Many areas of science are about to be transformed by the availability of vast amounts of new scientific data that can potentially provide insights at a level of detail never before envisaged. However, this new data dominant era brings new challenges for the scientists and they will need the skills and technologies both of computer scientists and of the library community to manage, search and curate these new data resources. Libraries will not be immune from change in this new world of research.
— Tony and Jessie Hey

Karen Williams identifies roles in the following areas for librarians in the developing world of e-Science.
- Campus Engagement
- Content/Collection Development and Management
- Teaching and Learning
- Scholarly Communication
- E-Scholarship and Digital Tools
- Reference/Help Services
- Outreach
- Fund Raising
- Exhibit and Event Planning
- Leadership

==Challenges for research libraries==

E-science tends toward inter- and multidisciplinary approaches that depend on computation and computer science. Research libraries have traditionally been discipline focused and, although increasingly technologically sophisticated, do not have systems of the scale or complexity of the e-science environment. E-science is data intensive, but research libraries have not typically been responsible for scientific data. E-science is frequently conducted in a team context, often distributed across multiple institutions and on a global scale. The primary constituency of libraries generally comprises those affiliated with the local institution. Licenses for electronic content are typically restricted to a particular institutional community, and the infrastructure to move institutional licenses into a multi-institutional environment is not well developed.
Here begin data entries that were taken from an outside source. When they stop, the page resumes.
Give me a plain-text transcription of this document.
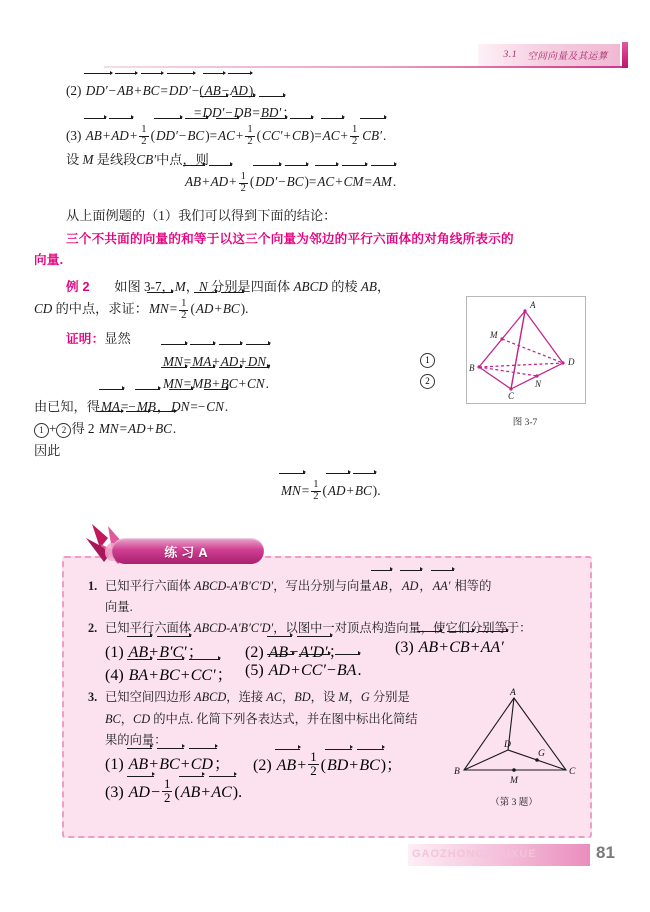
3.1 空间向量及其运算
(2) DD′−AB+BC=DD′−(AB−AD)
=DD′−DB=BD′；
(3) $AB+AD+ \frac{1}{2} (DD'-BC)=AC+ \frac{1}{2} (CC'+CB)=AC+ \frac{1}{2} CB'$.
设 M 是线段CB′中点，则
$AB+AD+ \frac{1}{2} (DD'-BC)=AC+CM=AM$.
从上面例题的（1）我们可以得到下面的结论：
三个不共面的向量的和等于以这三个向量为邻边的平行六面体的对角线所表示的
向量.
例 2 如图 3-7，M，N 分别是四面体 ABCD 的棱 AB，
CD 的中点，求证：$MN= \frac{1}{2} (AD+BC)$.
证明：显然
MN=MA+AD+DN，	1
MN=MB+BC+CN.	2
由已知，得MA=−MB，DN=−CN.
1 + 2 得 2 MN=AD+BC.
因此
$MN= \frac{1}{2} (AD+BC)$.
A
B
C
D
M
N
图 3-7
1. 已知平行六面体 ABCD-A′B′C′D′，写出分别与向量AB，AD，AA′ 相等的
向量.
2. 已知平行六面体 ABCD-A′B′C′D′，以图中一对顶点构造向量，使它们分别等于：
(1) AB+B′C′；	(2) AB−A′D′；	(3) AB+CB+AA′
(4) BA+BC+CC′； (5) AD+CC′−BA.
3. 已知空间四边形 ABCD，连接 AC，BD，设 M，G 分别是
BC，CD 的中点. 化简下列各表达式，并在图中标出化简结
果的向量：
(1) AB+BC+CD；	(2) $AB+ \frac{1}{2} (BD+BC)$；
(3) $AD- \frac{1}{2} (AB+AC)$.
A
B	C
D
G
M
（第 3 题）
练习A
GAOZHONGSHUXUE	81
E-science challenges all these traditional paradigms of research library organization and services.
— Neil Rambo

==Skills==
Garritano & Carlson were among the first to outline a skill set for librarians seeking to support the data needs of e-Science; they identified five skill categories librarians new to this area should expect to adapt or develop when participating on such projects:

- Library and information science expertise
- Subject expertise
- Partnerships and outreach (both internal and external)
- Participating in sponsored research
- Balancing workload

An example of librarians reconfiguring traditional librarian skills to meet the needs of researchers engaging in e-Science is Witt & Carlson's adaptation of the traditional reference interview into a "data interview" in order to provide effective data management and e-Science services. This interview consists of ten practical queries necessary for understanding the provenance and expectations for the preservation of datasets typical of e-Science that also help illustrate some of the educational tools and skills needed by a librarian new to e-Science. "What is the story of the data? What form and format are the data in? What is the expected lifespan of the dataset? How could the data be used, reused, and repurposed? How large is the dataset, and what is its rate of growth? Who are the potential audiences for the data? Who owns the data? Does the dataset include any sensitive information? What publications or discoveries have resulted from the data? How should the data be made accessible?"

==Resources==
In 2009 the Lamar Soutter Library at the University of Massachusetts Medical School (UMMS) and the National Network of Libraries of Medicine, New England Region (NN/LM NER) funded an e-Science program for building the skills highlighted above for librarians. Elaine Russo Martin, Director of Library Services at the Lamar Soutter Library and Director of the NN/LM NER developed this comprehensive e-Science program to build librarians' subject expertise in the sciences, developing their data management skills, and their familiarity with cyberinfrastructure and e-Science. Three major products of this program are the e-Science web portal for librarians, the E-Science Symposium, and the New England Collaborative Data Management Curriculum (NECDMC). This portal includes educational resources for specific tools and subject/discipline tutorials and modules to assist librarians new to e-Science. UMMS and NN/LM NER also publish an open access journal called the Journal of eScience Librarianship.